S'appuyant sur une licence forte et une recette efficace, Star Wars Battlefront II est bien parti pour être une réussite.

En cette fin d’année 2017, les fans de Star Wars auront droit à une double ration. Comme il y a deux ans, les salles obscures accueilleront un nouveau film, le huitième canonique en l’occurence, tandis que les joueurs pourront s’éclater sur Star Wars Battlefront II. Toujours développé par DICE en alternance avec la saga Battlefield, le FPS multijoueur, qui bénéficiera d’un vrai mode solo cette fois, entend asseoir les ambitions de son prédécesseur, paralysé par son contenu décevant à partir du moment où on refusait de repasser à la caisse pour acheter les extensions.

Avec Star Wars Battlefront II, le studio suédois entend répondre aux critiques justement essuyées. Tout en apportant quelques évolutions appartenant à une forme de logique.

Mélange des époques

DICE n’a toujours pas envie de trahir la saga culte, et c’est tant mieux. À l’instar de Star Wars Battlefront, cette suite respire l’authenticité et la fidélité à tous les étages. Certes, les trois époques se mélangeront de temps à autre, plus concrètement quand, par exemple, le Scimithar de Dark Maul (Star Wars I) affrontera le Black One de Poe (Star Wars VII). Certains y verront un fantasme, d’autres une hérésie. À l’arrivée, les développeurs veulent contenter tout le monde en misant sur le fun et le plaisir immédiat. Une volonté qui, d’ailleurs, se vérifie un peu moins dans Star Wars Battlefront II, un poil plus exigeant sans tomber dans l’ersatz de Battlefield non plus.

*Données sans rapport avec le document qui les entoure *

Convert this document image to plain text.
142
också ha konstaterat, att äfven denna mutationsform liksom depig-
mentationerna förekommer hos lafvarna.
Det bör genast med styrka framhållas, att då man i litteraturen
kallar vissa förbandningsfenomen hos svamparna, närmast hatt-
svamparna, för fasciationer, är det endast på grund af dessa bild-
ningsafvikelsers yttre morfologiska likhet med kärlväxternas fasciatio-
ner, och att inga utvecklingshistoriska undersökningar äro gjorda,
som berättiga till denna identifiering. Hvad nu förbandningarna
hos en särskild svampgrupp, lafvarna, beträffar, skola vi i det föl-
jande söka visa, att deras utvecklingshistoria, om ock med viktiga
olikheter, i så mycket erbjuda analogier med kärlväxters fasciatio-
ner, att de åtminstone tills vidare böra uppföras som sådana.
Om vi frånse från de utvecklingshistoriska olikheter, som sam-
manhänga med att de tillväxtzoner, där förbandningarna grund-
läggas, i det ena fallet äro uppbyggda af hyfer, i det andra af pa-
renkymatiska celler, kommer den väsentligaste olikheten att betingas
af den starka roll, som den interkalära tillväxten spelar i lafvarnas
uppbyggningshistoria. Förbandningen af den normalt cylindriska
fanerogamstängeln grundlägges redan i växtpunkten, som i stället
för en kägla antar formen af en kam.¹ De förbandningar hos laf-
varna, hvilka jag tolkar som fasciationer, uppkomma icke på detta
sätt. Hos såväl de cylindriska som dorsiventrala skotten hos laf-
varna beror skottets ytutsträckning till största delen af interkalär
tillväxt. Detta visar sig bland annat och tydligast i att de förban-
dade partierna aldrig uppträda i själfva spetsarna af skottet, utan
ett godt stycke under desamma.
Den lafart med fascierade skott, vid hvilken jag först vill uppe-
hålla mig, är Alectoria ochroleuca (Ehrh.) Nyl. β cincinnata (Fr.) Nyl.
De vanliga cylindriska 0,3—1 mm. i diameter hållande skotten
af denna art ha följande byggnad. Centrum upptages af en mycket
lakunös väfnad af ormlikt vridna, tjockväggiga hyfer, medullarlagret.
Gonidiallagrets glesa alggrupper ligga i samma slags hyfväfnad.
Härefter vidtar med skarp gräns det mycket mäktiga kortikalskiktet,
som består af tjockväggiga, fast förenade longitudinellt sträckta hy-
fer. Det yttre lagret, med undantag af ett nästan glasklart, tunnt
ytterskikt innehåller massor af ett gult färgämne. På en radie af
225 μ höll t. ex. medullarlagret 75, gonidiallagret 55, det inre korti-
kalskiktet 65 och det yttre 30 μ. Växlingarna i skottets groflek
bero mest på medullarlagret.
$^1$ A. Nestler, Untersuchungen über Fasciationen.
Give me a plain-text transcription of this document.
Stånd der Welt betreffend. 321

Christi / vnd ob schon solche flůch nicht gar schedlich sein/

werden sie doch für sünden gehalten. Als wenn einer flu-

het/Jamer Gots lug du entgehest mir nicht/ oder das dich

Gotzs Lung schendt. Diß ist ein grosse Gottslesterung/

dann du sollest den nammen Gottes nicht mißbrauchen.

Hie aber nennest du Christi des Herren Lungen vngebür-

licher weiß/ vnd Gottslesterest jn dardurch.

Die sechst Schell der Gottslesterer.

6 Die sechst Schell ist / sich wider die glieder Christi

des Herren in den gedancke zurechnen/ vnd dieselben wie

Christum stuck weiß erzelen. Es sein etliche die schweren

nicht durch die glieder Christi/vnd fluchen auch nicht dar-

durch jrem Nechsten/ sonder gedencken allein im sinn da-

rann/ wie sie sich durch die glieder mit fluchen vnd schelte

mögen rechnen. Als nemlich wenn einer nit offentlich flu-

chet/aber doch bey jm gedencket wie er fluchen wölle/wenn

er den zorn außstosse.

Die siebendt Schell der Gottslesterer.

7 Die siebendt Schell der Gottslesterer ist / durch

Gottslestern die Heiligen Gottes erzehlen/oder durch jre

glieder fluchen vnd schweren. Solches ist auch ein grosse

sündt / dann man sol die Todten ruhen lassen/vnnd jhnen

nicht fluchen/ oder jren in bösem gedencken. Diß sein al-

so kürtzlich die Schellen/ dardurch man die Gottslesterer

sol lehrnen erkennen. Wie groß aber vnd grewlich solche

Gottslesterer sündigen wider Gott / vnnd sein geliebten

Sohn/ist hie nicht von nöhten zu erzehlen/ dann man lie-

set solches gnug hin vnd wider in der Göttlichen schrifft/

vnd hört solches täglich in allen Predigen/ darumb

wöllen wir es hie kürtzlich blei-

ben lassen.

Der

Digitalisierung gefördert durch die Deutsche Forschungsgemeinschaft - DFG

Le FPS conserve donc ce caractère récréatif et convivial, apte à rassembler une horde de fans tandis qu’ils discutent de tout et de rien en fraguant des Rebelles ou des soldats de l’Empire. C’est un peu ça le pitch de Star Wars Battlefront. Mais ce deuxième opus se dit qu’il serait une bonne idée d’apporter un soupçon de complexité bienvenue dans son gameplay.

Pour matérialiser ce changement, il y d’abord l’introduction de classes, offrant plus de possibilités en parallèle de la personnalisation via des cartes et ouvrant la voie à plus de teamplay. Sur ce point, on notera qu’un Officier peut offrir un boost à ceux qui se trouvent près de lui, soit une certaine idée d’un Battlefront ensemble plutôt que chacun dans son coin.

 

Plus complet(xe)

En outre, la gestion des Héros a changé. Finis les jetons aléatoires à ramasser, bonjours les points récoltés au gré de ses performances, à utiliser pour acheter des bonus dévastateurs en jeu, y compris ces personnages phares hyper puissants. Ce système devrait néanmoins finir par pénaliser les joueurs les moins bons face à ceux qui iront trop vite pour atteindre suffisamment de points leur permettant d’accéder à un Héros. Le supposé défaut demandera à être vérifié sur le long terme, une fois que les serveurs seront bien installés.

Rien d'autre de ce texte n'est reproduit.